Estou usando 2 discos SAS de 146Gb 15k RPM em RAID 0 + 16Gb RAM + 2 Xeon 2.6. O boot pelo CD funciona de boa, mas não detecta o disco. O RAID está montado direitinho, inclusive instalei o Windows 7 só pra confirmar.

Alguma luz de alguém que já tenho conseguido essa proeza?????

*Antes de alguém se prontificar a responder, COM TODO RESPEITO, informo que não quero virtualizar o sistema, a intenção é instalar DIRETAMENTE no server, "NA CARNE".*

----------


## rubem

Seria questão de driver do disco, e... sistemas diferentes tem drivers diferentes, o fato de rodar com Windows ou alguma distro maior não diz quase nada. 

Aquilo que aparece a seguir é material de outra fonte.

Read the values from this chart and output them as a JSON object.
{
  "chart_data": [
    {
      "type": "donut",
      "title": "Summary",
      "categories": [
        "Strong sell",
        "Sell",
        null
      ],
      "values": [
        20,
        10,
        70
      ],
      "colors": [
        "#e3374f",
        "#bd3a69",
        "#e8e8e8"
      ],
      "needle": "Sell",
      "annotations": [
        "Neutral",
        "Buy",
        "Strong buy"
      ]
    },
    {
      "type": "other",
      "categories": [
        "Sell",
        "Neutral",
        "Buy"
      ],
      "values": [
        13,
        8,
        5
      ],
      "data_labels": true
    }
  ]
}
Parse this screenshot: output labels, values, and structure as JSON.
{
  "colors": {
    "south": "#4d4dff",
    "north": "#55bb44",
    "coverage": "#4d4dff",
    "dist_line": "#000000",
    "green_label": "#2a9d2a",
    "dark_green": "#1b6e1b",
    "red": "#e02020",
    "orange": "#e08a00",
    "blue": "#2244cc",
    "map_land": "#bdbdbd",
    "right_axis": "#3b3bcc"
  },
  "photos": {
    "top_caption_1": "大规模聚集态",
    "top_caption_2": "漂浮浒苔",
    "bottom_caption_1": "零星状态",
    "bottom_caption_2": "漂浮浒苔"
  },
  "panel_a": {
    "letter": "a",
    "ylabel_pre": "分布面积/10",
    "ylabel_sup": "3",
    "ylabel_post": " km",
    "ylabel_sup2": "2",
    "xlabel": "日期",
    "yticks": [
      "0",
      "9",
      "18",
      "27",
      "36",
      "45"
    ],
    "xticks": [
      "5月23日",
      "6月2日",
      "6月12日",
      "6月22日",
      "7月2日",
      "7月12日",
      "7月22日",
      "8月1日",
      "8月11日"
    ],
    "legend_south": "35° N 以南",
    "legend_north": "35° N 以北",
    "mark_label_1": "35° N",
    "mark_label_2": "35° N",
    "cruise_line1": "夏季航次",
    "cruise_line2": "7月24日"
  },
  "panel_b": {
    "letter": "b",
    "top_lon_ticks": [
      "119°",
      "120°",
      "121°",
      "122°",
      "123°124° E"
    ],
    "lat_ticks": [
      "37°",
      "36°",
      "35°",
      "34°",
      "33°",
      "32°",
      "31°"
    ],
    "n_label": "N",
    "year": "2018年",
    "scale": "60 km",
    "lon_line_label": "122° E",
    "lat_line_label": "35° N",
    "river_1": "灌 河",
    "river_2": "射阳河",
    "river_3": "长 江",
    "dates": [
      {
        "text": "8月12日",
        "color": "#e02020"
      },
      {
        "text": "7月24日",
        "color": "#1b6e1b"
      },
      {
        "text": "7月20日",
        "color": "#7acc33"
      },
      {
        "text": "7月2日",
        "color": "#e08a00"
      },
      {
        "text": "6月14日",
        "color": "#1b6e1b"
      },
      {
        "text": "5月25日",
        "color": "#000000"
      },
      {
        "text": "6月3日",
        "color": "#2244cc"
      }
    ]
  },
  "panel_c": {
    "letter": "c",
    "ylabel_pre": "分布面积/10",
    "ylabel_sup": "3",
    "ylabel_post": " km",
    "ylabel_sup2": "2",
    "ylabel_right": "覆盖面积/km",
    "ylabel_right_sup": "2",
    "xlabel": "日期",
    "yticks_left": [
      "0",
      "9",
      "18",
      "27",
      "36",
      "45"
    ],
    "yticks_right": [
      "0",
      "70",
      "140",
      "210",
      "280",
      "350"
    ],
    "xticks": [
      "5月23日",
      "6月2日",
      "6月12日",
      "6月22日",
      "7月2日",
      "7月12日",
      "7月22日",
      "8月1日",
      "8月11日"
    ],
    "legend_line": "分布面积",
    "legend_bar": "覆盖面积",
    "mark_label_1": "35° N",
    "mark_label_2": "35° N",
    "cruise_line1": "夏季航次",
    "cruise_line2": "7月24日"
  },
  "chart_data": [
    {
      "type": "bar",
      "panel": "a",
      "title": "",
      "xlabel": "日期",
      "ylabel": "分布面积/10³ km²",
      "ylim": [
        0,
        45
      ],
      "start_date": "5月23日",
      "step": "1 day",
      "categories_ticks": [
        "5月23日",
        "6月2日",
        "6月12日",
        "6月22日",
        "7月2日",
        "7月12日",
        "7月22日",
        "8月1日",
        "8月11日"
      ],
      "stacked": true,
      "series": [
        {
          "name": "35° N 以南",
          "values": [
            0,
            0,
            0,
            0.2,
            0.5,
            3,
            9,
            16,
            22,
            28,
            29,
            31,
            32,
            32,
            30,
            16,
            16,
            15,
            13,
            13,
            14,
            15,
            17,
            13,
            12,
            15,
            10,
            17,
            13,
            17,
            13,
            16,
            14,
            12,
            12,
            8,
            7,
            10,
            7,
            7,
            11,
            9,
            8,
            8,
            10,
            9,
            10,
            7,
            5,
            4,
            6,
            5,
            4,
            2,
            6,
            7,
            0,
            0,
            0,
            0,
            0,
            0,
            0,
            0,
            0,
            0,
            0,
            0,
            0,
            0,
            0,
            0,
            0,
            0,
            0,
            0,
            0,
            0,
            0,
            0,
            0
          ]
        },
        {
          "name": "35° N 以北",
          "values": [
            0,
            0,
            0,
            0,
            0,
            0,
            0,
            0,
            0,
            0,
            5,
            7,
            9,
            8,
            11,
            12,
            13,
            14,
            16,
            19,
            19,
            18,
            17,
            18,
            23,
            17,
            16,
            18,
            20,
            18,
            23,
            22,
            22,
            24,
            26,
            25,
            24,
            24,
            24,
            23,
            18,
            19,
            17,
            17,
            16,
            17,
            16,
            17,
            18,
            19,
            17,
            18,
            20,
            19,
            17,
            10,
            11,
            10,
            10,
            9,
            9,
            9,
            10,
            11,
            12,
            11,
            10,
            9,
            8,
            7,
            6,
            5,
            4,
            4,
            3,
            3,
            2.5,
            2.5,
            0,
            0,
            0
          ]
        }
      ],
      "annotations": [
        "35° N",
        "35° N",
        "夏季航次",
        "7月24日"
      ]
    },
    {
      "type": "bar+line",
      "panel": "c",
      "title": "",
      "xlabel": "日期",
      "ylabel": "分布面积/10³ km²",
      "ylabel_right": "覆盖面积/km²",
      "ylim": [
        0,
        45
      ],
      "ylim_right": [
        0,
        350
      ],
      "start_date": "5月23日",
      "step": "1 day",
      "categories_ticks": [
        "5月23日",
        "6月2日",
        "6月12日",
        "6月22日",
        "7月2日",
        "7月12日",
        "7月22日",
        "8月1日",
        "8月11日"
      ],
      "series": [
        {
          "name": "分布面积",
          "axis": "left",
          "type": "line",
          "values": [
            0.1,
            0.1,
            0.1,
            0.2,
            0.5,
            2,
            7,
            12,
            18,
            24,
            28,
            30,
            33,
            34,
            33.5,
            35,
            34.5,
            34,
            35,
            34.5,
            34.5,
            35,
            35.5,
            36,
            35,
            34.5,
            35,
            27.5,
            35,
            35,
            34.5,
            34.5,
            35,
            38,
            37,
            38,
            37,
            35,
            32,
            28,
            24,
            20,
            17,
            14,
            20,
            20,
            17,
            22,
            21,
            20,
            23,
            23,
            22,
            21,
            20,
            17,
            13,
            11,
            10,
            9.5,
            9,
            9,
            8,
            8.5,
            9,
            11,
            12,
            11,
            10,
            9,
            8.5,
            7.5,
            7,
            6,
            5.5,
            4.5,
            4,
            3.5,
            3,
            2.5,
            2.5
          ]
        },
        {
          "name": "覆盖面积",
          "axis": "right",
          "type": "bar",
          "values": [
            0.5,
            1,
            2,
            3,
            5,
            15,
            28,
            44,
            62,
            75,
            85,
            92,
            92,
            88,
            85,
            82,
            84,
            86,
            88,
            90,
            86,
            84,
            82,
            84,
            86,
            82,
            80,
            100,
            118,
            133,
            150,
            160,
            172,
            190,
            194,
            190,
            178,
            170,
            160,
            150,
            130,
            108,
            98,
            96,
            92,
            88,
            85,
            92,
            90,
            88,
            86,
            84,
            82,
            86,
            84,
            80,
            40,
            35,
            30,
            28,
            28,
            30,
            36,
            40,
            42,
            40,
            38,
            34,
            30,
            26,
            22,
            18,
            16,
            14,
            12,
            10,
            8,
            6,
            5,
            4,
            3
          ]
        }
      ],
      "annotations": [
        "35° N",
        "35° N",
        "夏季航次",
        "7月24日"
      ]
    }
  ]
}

Segundo isso, o Megaraid de Dell é suportado:
https://wiki.mikrotik.com/wiki/Suppo...8SAS.2FSCSI.29

Teria que confirmar no setup SAS, na aba Ctrl Magmt, se o dispositivo é PERC 600 ou 700, ou se é Megaraid, pelo visto RouterOS só suporta Megaraid, o resto não é garantido.

(Afinal RouterOS não tira vantagem nem de toda essa Ram, nem de disco de alta velocidade, ele joga tudo pra RAM de modo que até com um SSD baratinho via SATA tudo roda lindo, faz sentido ele não ter drivers SAS modernos já que ele ainda é x86 e não aproveita esses recursos. Seria como cobrar esse suporte do Windows XP ou Server 2k3)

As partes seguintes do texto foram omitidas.